Да, да, прибавила Сюзи, видя, что Мишель улыбается, что это ему нравится… Я не поэтична, и однако мне кажется, что не мешает примешивать к жизни бедных людей крупицы самой простой поэзии. Это еще идея моей бабушки! Я также снабдила Мишо книгами, не фабричным изделием, а забавными историями, живыми… Таким образом, они хоть на момент отвлекаются от своей монотонной жизни. Право, Мишель, у меня сознание, что я сделала добро Мишо… А через них я доставила себе столько удовольствия!

Это исповедание своих убеждений восхитило Мишеля. Кукла имела не только хорошо уравновешенный ум. Она имела сердце, а сердце и ум соединялись в желании и совершении добра. Он был снисходителен к велосипедистке, делавшей добрые дела, и устроил так, что монеты в 10 су стали гораздо многочисленнее в кошельке, который предназначался Сюзанной Мишо. Но он выказал себя менее податливым к „американизму“ своей невесты, когда он ее увидел однажды вечером, после обеда в Кастельфлоре танцующей „skirt-dance“ перед двадцатью лицами с самоуверенностью и мастерством, смутившими его.

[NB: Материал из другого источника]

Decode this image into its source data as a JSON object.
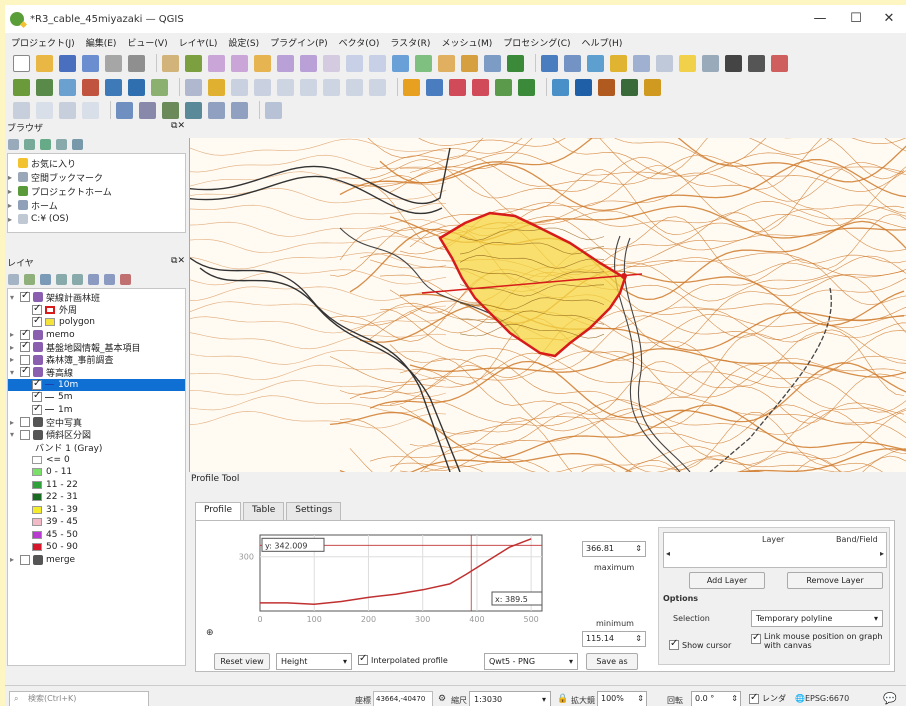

Этот „танец юбки“, движения которого приближаются довольно близко к иллюстрированным Лойей Фюллер[29] и производящим с некоторых пор фурор в Англии и в Америке, был одним из больших талантов мисс Северн. Она его танцевала без усилий, легко, с трепетной грацией порхающей бабочки, в своей длинной, развевающейся фуляровой блузе цвета „mauve“, около 20 метров в окружности, которая поднималась при движении ее рук, образуя как бы два крыла, и действительно вызывала представление о бабочке, большой красивой бабочке. Моментами поза ее рук, головы, откинутой назад, ноги, согнутой для скользящего па, обрисовывали под шелковистой материей изящное совершенство бюста, талии, всего этого тонкого и стройного тела, и сообразно фигурам танца, хорошенькая кокетливая головка с сияющими от радости глазами качалась улыбающаяся или пряталась наполовину в складки платья „mauve“… Очаровательное зрелище!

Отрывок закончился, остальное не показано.